On Mental Health Bicara tentang Anxiety dan Loneliness

Kesepian lebih dari sekadar kekurangan teman

Sering kali, persona yang kita lihat dan tampilkan di media sosial bukanlah kepribadian yang asli. Ini karena di balik layar, manusia mengalami masalah yang didiamkan, dirasakan sendiri, dan ternyata tidak semua orang sebahagia atau sesehat yang kita kira. Seseorang yang tampak sehat dan ceria bisa saja mengalami kecemasan dan/atau kesepian.

Dalam program #OnMentalHealth by IDN Times yang diampu oleh editor-in-chief IDN Times Uni Lubis, konselor kesehatan mental IDN Media Hoshael W. Erlan menjawab pertanyaan seputar kecemasan (anxiety) dan kesepian (loneliness). Video program bisa kamu saksikan di Reels akun Instagram IDN Times, sejak Selasa (21/11/2023).

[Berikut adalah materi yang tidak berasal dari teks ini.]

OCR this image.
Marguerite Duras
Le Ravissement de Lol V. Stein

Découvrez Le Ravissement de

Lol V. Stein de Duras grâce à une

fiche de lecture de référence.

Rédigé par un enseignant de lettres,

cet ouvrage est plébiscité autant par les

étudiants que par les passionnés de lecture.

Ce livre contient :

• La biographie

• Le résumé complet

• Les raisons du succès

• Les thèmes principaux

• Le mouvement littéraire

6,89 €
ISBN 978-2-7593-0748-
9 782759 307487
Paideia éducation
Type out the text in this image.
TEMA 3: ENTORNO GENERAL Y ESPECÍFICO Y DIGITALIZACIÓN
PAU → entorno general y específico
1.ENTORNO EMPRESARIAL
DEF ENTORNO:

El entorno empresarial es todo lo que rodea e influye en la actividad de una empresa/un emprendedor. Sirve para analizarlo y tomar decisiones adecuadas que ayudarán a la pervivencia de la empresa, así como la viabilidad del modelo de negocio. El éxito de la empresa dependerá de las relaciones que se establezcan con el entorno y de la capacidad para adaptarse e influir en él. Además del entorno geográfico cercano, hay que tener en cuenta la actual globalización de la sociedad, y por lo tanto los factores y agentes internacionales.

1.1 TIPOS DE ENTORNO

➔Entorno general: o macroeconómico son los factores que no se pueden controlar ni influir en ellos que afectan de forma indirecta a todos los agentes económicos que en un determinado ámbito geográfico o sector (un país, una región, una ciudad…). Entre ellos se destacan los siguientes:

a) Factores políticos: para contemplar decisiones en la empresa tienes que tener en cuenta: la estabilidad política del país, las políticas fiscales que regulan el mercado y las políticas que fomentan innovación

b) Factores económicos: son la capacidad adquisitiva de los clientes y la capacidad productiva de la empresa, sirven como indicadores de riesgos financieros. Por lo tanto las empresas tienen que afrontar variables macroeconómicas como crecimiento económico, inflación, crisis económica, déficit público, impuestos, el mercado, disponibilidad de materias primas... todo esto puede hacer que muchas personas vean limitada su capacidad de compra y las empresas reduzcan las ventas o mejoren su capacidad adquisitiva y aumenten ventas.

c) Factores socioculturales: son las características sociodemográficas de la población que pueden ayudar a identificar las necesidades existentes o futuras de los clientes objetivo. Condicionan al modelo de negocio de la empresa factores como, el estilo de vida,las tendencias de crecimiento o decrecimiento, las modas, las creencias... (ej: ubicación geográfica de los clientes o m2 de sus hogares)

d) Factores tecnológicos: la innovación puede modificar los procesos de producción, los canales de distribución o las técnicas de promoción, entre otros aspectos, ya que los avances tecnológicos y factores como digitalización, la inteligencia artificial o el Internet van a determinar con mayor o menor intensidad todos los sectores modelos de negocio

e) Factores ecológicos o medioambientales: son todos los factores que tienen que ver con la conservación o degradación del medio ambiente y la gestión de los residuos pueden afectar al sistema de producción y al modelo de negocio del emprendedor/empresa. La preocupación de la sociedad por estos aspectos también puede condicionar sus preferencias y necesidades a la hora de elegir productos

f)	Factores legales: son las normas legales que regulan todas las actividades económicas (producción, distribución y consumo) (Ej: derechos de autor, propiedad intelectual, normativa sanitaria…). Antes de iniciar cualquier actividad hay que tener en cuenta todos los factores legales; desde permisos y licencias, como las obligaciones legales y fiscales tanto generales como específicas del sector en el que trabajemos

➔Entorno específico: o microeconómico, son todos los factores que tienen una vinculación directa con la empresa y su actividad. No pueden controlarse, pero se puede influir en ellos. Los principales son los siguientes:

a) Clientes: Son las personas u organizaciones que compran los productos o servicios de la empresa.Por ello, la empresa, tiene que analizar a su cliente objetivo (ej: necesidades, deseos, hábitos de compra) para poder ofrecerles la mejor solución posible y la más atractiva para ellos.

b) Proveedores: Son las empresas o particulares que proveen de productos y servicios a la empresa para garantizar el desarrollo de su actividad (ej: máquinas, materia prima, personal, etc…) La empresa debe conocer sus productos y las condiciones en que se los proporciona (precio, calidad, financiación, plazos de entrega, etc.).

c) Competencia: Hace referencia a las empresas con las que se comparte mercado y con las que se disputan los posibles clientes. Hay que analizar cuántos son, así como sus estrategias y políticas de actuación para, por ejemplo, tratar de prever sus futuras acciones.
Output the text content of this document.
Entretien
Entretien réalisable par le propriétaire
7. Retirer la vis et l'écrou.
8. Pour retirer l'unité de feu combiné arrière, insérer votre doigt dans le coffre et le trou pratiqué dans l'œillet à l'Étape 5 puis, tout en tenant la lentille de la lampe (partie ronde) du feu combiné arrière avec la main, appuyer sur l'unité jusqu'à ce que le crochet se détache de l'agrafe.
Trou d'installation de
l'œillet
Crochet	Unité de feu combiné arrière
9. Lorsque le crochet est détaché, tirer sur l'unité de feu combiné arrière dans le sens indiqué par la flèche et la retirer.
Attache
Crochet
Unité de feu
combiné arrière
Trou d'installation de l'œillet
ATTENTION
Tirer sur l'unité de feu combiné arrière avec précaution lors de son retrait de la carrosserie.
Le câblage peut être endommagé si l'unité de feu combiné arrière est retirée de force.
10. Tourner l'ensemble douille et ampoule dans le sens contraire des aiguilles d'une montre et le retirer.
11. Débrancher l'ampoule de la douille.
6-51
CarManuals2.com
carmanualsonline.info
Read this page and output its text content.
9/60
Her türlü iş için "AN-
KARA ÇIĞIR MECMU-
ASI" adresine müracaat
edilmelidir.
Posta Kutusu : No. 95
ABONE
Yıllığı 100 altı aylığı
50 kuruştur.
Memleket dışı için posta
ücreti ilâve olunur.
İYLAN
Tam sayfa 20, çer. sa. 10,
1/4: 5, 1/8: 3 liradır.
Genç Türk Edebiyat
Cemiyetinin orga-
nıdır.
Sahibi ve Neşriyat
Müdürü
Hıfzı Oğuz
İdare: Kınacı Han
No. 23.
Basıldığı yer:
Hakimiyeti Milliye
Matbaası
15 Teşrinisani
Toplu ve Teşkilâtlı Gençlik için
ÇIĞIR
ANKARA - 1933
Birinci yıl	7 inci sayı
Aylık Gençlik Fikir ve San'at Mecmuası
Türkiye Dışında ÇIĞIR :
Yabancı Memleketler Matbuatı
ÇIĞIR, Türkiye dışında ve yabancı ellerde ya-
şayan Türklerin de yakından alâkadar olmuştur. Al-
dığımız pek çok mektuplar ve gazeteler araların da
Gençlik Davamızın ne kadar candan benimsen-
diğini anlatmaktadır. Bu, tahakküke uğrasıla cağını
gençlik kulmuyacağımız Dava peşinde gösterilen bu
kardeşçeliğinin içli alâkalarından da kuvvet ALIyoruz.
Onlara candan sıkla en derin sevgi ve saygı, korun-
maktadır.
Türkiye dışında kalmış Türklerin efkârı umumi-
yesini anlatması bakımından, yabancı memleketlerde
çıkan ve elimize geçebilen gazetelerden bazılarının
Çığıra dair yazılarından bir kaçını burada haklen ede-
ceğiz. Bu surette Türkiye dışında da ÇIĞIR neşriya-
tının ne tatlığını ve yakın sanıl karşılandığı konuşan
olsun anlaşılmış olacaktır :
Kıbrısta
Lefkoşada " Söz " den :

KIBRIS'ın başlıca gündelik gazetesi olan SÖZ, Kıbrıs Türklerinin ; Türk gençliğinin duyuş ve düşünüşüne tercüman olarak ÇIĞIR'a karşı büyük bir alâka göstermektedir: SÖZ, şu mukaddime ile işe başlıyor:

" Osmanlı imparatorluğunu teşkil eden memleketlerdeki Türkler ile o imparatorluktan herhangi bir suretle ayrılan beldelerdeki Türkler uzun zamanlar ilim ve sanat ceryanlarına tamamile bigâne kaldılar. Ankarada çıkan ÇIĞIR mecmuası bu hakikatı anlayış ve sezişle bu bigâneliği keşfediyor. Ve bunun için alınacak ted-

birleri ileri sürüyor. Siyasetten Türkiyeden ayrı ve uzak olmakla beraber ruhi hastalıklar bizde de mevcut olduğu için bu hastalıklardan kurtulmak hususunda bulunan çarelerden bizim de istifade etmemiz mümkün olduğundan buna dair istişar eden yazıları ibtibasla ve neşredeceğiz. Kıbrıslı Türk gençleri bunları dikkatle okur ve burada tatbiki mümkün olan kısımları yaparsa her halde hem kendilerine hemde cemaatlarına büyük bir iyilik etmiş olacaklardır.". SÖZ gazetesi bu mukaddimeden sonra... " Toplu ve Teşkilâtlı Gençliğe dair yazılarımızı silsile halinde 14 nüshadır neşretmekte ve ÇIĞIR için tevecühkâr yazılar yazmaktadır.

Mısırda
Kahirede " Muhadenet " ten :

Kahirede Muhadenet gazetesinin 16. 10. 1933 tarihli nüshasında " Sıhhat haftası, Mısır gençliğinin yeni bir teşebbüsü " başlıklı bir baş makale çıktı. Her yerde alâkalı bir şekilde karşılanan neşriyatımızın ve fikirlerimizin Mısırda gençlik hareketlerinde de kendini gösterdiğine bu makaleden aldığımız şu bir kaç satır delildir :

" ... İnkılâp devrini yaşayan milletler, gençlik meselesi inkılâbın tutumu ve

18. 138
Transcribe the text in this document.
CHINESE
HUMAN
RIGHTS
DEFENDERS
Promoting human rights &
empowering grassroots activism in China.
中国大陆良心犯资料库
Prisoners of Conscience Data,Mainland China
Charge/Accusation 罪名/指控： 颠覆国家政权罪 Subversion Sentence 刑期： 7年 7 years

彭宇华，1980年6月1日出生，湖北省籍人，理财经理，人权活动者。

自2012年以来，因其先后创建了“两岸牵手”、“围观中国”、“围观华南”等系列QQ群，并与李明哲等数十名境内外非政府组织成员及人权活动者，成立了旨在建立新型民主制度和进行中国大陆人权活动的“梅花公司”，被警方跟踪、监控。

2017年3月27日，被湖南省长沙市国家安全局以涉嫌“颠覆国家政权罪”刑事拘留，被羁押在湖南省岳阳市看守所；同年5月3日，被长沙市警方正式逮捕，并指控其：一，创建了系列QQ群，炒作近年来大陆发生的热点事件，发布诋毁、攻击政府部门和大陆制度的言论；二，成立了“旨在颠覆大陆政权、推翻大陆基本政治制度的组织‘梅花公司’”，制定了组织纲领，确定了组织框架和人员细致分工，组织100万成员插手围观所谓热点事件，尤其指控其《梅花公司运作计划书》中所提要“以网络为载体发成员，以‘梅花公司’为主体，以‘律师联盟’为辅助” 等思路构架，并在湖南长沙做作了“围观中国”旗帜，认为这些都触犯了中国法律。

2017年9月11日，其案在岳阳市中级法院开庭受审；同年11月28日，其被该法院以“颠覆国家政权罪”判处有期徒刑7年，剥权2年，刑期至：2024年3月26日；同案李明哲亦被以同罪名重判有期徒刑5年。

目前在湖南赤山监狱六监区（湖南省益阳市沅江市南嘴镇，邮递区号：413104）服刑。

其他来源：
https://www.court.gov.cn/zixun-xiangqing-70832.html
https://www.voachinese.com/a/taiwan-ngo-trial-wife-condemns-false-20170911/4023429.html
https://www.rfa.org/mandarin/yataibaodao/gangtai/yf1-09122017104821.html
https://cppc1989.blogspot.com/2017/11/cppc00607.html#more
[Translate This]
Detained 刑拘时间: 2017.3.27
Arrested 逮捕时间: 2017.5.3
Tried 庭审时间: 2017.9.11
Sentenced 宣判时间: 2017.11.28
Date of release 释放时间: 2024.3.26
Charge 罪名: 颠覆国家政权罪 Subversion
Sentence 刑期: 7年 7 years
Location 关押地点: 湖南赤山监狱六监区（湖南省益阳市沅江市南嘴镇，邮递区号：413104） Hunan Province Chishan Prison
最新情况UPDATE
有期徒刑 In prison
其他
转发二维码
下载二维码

1. Kesepian adalah sesuatu yang subjektif

Pernahkah kamu sulit tidur pada malam hari karena penuh pikiran tentang akademik, kerja, ataupun masalah pribadi lainnya? Pernahkah kamu merasa kesepian di tengah-tengah keramaian?

Menurut Hoshael, ketika berbicara mengenai kesepian, masih banyak yang berasumsi bahwa itu terjadi karena kekurangan teman dan orang-orang di lingkungan sekitar. Padahal, yang lebih tepat adalah kekurangan koneksi yang bermakna dengan orang lain.

Loneliness tidak bisa disamakan dengan isolation (isolasi). Isolasi merupakan kondisi objektif, yang mana, contohnya, kita tidak dapat mengakses orang lain karena jarak ataupun lokasi geografis. Sementara itu, loneliness dipengaruhi kualitas relasi.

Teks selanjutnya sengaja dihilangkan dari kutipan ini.